Today’s court order must be complied with by mid-January – the same deadline set for other resale sites that have already agreed to change their practices.
Viagogo said it had reached a "ground-breaking settlement" with the CMA. A spokesperson for the site said: "We are pleased that we have been able to work closely with the CMA to come to an agreement that provides even greater transparency to consumers."
Reacting to the news, FanFair Alliance campaign manager Adam Webb said: "While the UK’s ticket resale market undergoes a long-awaited transformation, Viagogo has effectively become a rogue operator. That it’s required a court order to force their compliance with existing legislation is nothing short of extraordinary. Effectively, it means Viagogo have been given until mid-January to overhaul their bad practices. If they fail to do that, they should feel the full force of the law."
The Advertising Standards Authority (ASA) previously withdrew its referral of Viagogo to National Trading Standards after declaring itself "satisfied" by changes to pricing information on the resale firm's website.
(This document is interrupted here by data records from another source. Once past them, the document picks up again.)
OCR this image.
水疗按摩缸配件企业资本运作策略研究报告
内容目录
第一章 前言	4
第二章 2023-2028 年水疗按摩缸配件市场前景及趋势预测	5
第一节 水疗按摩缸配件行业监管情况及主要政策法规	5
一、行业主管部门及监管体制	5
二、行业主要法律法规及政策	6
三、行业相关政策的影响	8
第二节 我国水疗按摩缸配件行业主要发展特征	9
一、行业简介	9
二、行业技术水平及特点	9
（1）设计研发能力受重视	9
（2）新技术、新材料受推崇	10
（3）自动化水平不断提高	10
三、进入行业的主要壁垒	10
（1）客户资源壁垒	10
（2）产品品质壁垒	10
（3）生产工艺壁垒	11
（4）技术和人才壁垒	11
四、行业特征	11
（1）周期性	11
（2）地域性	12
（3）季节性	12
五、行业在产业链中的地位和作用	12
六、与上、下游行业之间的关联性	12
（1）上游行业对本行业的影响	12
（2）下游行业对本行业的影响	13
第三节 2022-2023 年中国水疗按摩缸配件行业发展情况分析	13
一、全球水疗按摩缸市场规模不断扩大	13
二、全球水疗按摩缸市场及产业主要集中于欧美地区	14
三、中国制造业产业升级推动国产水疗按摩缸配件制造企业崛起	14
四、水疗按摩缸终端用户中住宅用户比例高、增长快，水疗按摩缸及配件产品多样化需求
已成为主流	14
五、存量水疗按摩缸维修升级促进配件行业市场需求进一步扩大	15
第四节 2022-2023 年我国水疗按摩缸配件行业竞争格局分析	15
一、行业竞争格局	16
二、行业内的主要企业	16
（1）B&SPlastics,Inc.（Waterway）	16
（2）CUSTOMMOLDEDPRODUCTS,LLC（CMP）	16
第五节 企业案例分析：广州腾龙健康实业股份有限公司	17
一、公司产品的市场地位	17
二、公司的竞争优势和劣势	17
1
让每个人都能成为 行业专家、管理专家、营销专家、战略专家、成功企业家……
Switzerland-based Viagogo withdrew from September's select committee hearing on secondary ticketing, citing the ongoing legal proceedings.
Viagogo also claimed it had initiated court proceedings against Kili founder Stuart Galbraith in Germany over Kili's move to cancel thousands of tickets bought through the resale site for Ed Sheeran's 2018 stadium tour, though Galbraith told this month's Artist & Manager Awards it had not followed through with that threat.
In August, Ticketmaster announced the closure of its resale sites and AXS recently launched its own “transformative” resale platform, cutting its ties with eBay-owned StubHub.